Depois que o Governo do Paraná realizou em março, por força de decreto, medidas restritivas à circulação de pessoas, o número de pacientes à espera de um leito para covid-19 diminuiu perceptivelmente. Em 10 de março de 2020, data do decreto que iniciou ações mais rigorosas, havia 1.185 pessoas na fila por uma vaga de UTI ou leito clínico, e com sintomas de infecção por coronavírus. O número caiu nas semanas seguintes, e vinha em decrescente até a última semana. Nesta segunda-feira (19), o número de pessoas aguardando um leito já é maior do que o verificado no dia 12, há uma semana.

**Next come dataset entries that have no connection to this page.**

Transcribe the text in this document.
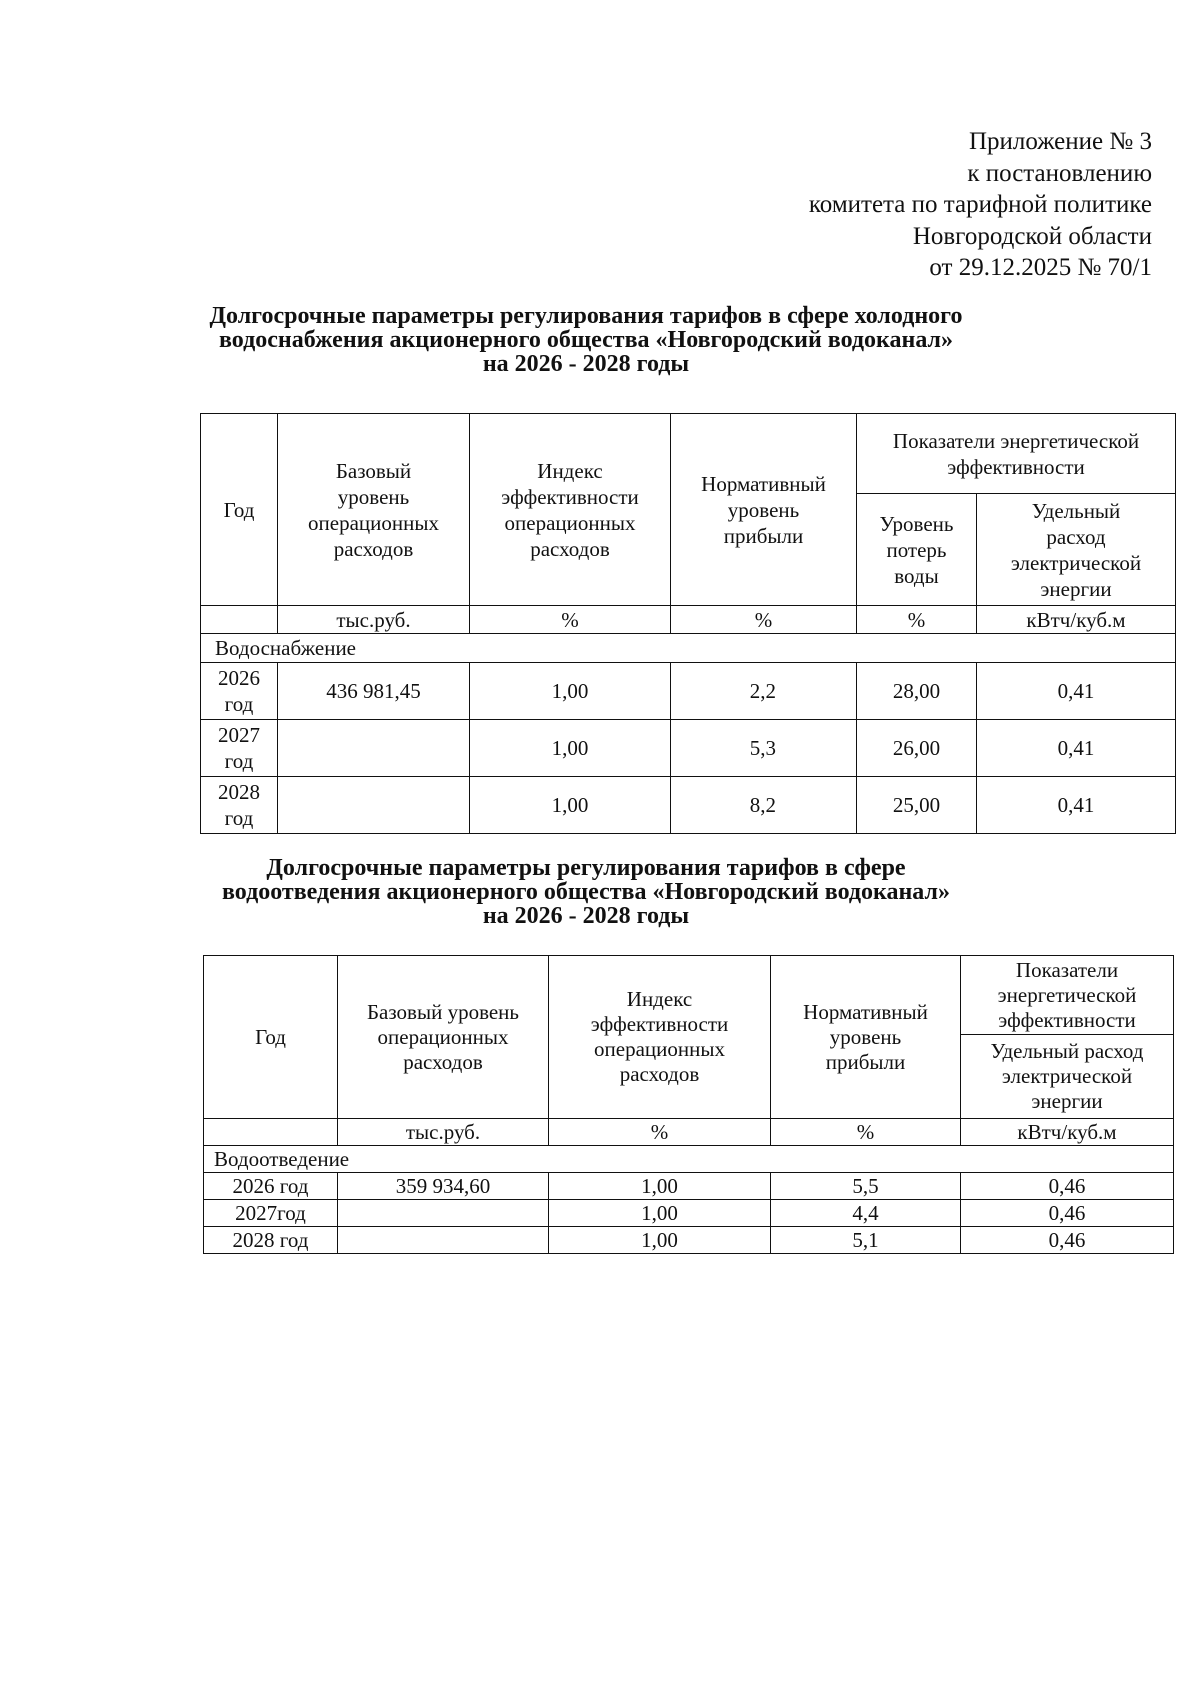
Приложение № 3
к постановлению
комитета по тарифной политике
Новгородской области
от 29.12.2025 № 70/1
Долгосрочные параметры регулирования тарифов в сфере холодного
водоснабжения акционерного общества «Новгородский водоканал»
на 2026 - 2028 годы
Год	Базовый
уровень
операционных
расходов	Индекс
эффективности
операционных
расходов	Нормативный
уровень
прибыли	Показатели энергетической
эффективности	

				Уровень
потерь
воды	Удельный
расход
электрической
энергии

	тыс.руб.	%	%	%	кВтч/куб.м
Водоснабжение					

2026
год	436 981,45	1,00	2,2	28,00	0,41

2027
год		1,00	5,3	26,00	0,41

2028
год		1,00	8,2	25,00	0,41
Долгосрочные параметры регулирования тарифов в сфере
водоотведения акционерного общества «Новгородский водоканал»
на 2026 - 2028 годы
Год	Базовый уровень
операционных
расходов	Индекс
эффективности
операционных
расходов	Нормативный
уровень
прибыли	Показатели
энергетической
эффективности

				Удельный расход
электрической
энергии

	тыс.руб.	%	%	кВтч/куб.м
Водоотведение				
2026 год	359 934,60	1,00	5,5	0,46
2027год		1,00	4,4	0,46
2028 год		1,00	5,1	0,46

O levantamento foi feito pela reportagem do Diário dos Campos e portal dcmais, por meio do portal da transparência da Secretaria de Estado de Saúde (SESA-PR). Matéria publicada pelo DC no dia 14 já havia mostrado que, conforme apontam os números, a queda no número de pessoas à espera de leito vinha reduzindo e, nos primeiros 12 dias do mês, a redução havia sido de 58,7%. Na proporção em que a redução vinha ocorrendo, nesta semana a fila de espera estaria zerada, o que permitiria aos hospitais uma redução, também, na superlotação das alas covid.
Mas foi justamente nos dias seguintes – que coincidem com o período de relaxamento de restrições e com os 10 dias após o Feriado de Páscoa – que ocorreu mudança nessa constante. Enquanto a fila ainda diminuía no setor de UTI (chegando a 90 pacientes à espera no dia 14), a fila por leito clínico começou a aumentar. E então, em uma aparente consequência, a fila por UTI também voltou a crescer.
Situação mais atual
Nesta segunda-feira (19), o Estado tinha 338 pessoas à espera de um leito para tratamento de covid-19. São 33 pacientes a mais do que o registrado uma semana atrás. O dado permite supor que o gráfico pode apresentar uma nova curva ascendente, razão pela qual as medidas individuais de prevenção – máscara, higienização e distanciamento – devem ser intensificadas.
Hospitais
No Paraná, as quatro macrorregionais de saúde estão com índice de ocupação de UTIs superior a 90% desde o dia 28 de março. Em Ponta Grossa, o Hospital Universitário Regional dos Campos Gerais completou no domingo (18) dois meses de superlotação nos leitos destinados ao tratamento de pacientes com sintomas de covid-19.